Move The Conversation Offline
Invite the reviewer to contact a named team member directly via email or phone so you can address the issue personally. This signals you care and keeps back-and-forth out of the public thread.
Don’t Escalate
Never threaten, harass or “dox” reviewers. Don’t reveal private customer information in your public response. Stick to neutral, factual language.
Use The Report Function Where Appropriate
If a review includes abuse, personal information, irrelevant content or an obvious conflict, report it. Otherwise, resist the urge to report every negative comment-overusing the tool can slow down genuine takedowns.
Put The Right Policies And Terms In Place
Good internal processes help you prevent disputes and handle complaints early-often before they turn into poor reviews. It also helps to publish clear terms for customers so expectations are set from the start.
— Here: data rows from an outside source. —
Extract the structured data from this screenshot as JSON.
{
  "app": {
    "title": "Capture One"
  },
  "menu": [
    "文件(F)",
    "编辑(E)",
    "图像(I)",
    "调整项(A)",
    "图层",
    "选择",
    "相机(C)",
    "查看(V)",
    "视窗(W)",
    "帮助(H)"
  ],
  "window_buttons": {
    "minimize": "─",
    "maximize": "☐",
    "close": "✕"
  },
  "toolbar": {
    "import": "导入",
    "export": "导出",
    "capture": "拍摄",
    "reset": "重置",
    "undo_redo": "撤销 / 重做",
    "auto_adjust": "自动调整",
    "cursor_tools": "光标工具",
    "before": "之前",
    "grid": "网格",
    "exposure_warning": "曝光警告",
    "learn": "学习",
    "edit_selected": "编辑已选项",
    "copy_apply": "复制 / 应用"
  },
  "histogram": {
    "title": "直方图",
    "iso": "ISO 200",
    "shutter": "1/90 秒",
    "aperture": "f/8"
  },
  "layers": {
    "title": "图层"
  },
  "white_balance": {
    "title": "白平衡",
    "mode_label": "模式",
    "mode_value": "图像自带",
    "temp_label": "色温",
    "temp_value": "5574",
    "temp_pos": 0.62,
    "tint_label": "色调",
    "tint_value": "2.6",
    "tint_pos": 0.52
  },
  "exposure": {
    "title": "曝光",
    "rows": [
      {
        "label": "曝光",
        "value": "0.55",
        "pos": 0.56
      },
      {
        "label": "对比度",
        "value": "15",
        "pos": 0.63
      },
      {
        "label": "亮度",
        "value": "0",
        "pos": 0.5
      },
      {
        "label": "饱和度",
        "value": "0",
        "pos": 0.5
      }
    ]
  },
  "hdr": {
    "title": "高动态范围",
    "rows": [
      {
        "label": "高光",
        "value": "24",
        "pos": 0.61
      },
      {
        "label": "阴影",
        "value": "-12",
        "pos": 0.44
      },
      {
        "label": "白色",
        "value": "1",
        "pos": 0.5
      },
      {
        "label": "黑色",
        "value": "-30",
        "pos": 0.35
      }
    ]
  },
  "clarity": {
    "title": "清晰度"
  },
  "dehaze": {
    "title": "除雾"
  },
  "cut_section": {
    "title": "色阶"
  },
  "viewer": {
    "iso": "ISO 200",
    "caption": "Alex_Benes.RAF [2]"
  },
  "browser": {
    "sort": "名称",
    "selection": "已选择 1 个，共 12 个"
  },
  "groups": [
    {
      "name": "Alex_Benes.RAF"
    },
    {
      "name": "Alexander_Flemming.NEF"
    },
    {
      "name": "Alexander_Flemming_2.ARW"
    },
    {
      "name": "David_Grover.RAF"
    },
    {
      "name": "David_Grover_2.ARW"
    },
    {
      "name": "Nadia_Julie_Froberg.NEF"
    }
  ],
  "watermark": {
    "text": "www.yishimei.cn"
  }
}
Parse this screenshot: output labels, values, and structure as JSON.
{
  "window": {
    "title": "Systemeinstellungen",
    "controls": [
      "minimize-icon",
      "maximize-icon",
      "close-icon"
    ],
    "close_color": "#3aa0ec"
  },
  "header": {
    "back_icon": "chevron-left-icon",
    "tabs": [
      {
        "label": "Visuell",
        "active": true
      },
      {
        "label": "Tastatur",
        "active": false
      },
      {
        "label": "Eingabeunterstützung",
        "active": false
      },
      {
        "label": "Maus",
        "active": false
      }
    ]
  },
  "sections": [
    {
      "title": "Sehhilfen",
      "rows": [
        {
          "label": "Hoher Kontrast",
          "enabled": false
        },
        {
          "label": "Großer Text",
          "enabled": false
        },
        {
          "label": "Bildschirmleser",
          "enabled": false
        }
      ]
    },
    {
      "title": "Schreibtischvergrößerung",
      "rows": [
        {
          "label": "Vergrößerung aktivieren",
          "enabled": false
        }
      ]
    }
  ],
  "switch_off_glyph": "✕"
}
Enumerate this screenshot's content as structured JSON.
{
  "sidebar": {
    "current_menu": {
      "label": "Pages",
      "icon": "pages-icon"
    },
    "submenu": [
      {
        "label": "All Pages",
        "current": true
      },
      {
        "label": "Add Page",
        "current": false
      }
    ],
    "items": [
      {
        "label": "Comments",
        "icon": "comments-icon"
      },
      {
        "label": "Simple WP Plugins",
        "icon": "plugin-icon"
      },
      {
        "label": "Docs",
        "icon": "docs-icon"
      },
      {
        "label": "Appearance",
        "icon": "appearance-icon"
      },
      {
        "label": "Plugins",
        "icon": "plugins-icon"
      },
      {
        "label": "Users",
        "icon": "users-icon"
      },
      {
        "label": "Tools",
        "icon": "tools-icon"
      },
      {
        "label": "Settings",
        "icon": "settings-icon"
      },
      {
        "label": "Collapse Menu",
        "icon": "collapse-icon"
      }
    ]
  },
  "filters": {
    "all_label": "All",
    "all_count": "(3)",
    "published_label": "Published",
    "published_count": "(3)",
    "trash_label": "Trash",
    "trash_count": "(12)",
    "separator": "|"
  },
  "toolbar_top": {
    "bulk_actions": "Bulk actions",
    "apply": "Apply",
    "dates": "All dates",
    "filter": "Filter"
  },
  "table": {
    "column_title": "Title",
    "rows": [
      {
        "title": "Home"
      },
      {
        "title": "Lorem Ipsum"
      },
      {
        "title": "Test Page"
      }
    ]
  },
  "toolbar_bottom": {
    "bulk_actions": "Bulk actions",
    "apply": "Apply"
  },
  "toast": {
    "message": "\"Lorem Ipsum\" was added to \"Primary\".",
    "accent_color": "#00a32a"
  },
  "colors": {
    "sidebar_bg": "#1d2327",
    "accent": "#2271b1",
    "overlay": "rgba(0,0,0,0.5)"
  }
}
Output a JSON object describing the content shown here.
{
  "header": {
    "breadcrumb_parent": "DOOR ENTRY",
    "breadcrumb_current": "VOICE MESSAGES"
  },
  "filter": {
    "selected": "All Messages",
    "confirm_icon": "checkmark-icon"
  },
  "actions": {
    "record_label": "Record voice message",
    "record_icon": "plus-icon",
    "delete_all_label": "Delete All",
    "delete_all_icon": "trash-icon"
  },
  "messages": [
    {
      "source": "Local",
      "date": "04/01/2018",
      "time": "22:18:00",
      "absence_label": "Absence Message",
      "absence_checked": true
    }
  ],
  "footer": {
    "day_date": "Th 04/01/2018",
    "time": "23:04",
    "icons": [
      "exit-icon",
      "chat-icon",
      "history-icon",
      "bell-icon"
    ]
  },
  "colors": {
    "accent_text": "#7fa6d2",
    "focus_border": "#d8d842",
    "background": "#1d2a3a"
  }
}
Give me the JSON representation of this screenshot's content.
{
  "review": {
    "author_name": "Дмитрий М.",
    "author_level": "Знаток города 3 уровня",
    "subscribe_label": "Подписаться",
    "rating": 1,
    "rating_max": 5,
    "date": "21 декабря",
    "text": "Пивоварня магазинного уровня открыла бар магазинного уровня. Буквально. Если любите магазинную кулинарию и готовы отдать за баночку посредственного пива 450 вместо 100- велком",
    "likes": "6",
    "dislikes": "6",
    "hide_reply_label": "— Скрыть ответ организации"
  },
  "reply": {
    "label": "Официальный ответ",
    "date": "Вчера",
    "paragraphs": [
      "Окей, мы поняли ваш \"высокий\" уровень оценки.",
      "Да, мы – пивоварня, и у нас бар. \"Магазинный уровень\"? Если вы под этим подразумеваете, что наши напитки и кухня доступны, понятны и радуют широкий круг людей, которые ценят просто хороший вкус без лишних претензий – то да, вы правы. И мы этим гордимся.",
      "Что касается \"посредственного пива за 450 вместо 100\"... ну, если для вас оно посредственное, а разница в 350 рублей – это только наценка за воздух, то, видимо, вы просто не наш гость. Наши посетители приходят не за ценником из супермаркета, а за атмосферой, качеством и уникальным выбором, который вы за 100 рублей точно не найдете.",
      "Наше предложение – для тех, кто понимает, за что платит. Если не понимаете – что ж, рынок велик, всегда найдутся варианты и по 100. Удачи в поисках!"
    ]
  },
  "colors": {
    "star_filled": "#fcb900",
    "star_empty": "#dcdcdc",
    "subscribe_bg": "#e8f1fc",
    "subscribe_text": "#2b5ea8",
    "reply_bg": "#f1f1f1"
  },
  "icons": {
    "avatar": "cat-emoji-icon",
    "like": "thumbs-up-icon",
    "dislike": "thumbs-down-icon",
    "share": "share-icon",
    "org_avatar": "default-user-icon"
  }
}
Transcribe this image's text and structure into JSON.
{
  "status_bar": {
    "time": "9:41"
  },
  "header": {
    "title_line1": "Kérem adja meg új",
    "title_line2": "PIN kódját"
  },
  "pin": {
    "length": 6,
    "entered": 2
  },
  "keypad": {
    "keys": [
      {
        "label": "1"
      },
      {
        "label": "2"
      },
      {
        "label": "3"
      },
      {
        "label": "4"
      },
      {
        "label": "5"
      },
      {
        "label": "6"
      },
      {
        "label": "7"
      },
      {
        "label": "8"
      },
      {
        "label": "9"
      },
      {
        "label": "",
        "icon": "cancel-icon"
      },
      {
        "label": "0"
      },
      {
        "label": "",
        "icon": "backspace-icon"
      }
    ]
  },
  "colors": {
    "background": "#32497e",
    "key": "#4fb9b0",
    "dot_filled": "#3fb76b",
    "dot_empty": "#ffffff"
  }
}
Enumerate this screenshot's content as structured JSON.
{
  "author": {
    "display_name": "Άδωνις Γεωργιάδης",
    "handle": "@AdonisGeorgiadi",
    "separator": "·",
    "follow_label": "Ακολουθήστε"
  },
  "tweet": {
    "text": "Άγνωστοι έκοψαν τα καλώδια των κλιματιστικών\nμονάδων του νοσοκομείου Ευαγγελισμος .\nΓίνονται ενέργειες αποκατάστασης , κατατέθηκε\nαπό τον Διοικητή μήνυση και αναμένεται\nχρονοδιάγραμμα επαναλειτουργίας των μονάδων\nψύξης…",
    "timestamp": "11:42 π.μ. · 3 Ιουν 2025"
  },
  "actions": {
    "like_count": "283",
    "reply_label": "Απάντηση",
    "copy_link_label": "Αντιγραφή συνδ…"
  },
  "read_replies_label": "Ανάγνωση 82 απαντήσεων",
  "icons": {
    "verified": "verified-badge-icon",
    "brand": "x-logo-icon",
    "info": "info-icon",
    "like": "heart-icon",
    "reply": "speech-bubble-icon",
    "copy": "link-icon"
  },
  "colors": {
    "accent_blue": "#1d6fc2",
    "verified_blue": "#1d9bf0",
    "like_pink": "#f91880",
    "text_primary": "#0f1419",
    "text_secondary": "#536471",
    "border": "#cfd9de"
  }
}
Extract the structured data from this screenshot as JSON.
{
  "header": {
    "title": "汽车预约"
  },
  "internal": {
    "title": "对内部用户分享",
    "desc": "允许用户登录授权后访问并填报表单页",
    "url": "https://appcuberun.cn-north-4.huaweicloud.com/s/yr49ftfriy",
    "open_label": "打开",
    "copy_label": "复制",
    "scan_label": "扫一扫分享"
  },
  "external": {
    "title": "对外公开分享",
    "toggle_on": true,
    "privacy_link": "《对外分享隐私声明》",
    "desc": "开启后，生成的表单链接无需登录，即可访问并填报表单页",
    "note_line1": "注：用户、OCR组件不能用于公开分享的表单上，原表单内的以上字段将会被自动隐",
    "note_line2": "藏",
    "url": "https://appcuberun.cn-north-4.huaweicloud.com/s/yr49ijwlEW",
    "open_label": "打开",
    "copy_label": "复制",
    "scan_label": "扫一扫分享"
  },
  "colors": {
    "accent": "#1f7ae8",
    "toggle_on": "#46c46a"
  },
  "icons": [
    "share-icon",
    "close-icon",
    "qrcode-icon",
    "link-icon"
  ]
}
- Customer Contract: Sets out service scope, timeframes, warranties, complaints pathways and how you’ll handle issues.
- Website Terms & Conditions: Covers user conduct on your site and how you moderate user-generated content hosted on your platform.
- Privacy Policy: Explains how you collect and use customer information-important if you invite feedback or run follow-up surveys.
Clear policies won’t let you “silence” honest criticism, but they do reduce misunderstandings and show prospective customers you operate fairly and transparently.
Avoid Risky Shortcuts
- Don’t pay for reviews or offer incentives in exchange for positive feedback or removal of negative feedback.
- Don’t “gate” reviews by only asking happy customers to post publicly while steering others to private channels to suppress negatives.
- Don’t publish reviews you know (or ought to know) are fake. That conduct risks breaching the ACL and platform rules.
Key Takeaways
- Businesses in Australia cannot directly delete Google reviews. Only Google can remove content that breaches platform policies or the law.
- Manipulating reviews-by posting fakes, filtering out negatives, or coercing customers-risks penalties under the Australian Consumer Law.
- Use Google’s reporting tools for reviews that are fake, abusive, off-topic or involve conflicts of interest, and keep clear records to support removal requests.
- Defamation law is limited for companies. Only certain “excluded corporations” (generally fewer than 10 employees) can sue, and they must establish serious harm-often serious financial loss.
- Professional, succinct responses, a clear complaints process, and strong customer-facing terms (such as a Customer Contract, Website Terms & Conditions and a Privacy Policy) are your best long-term reputation tools.
- When in doubt-especially with potentially defamatory content-get tailored legal advice before escalating.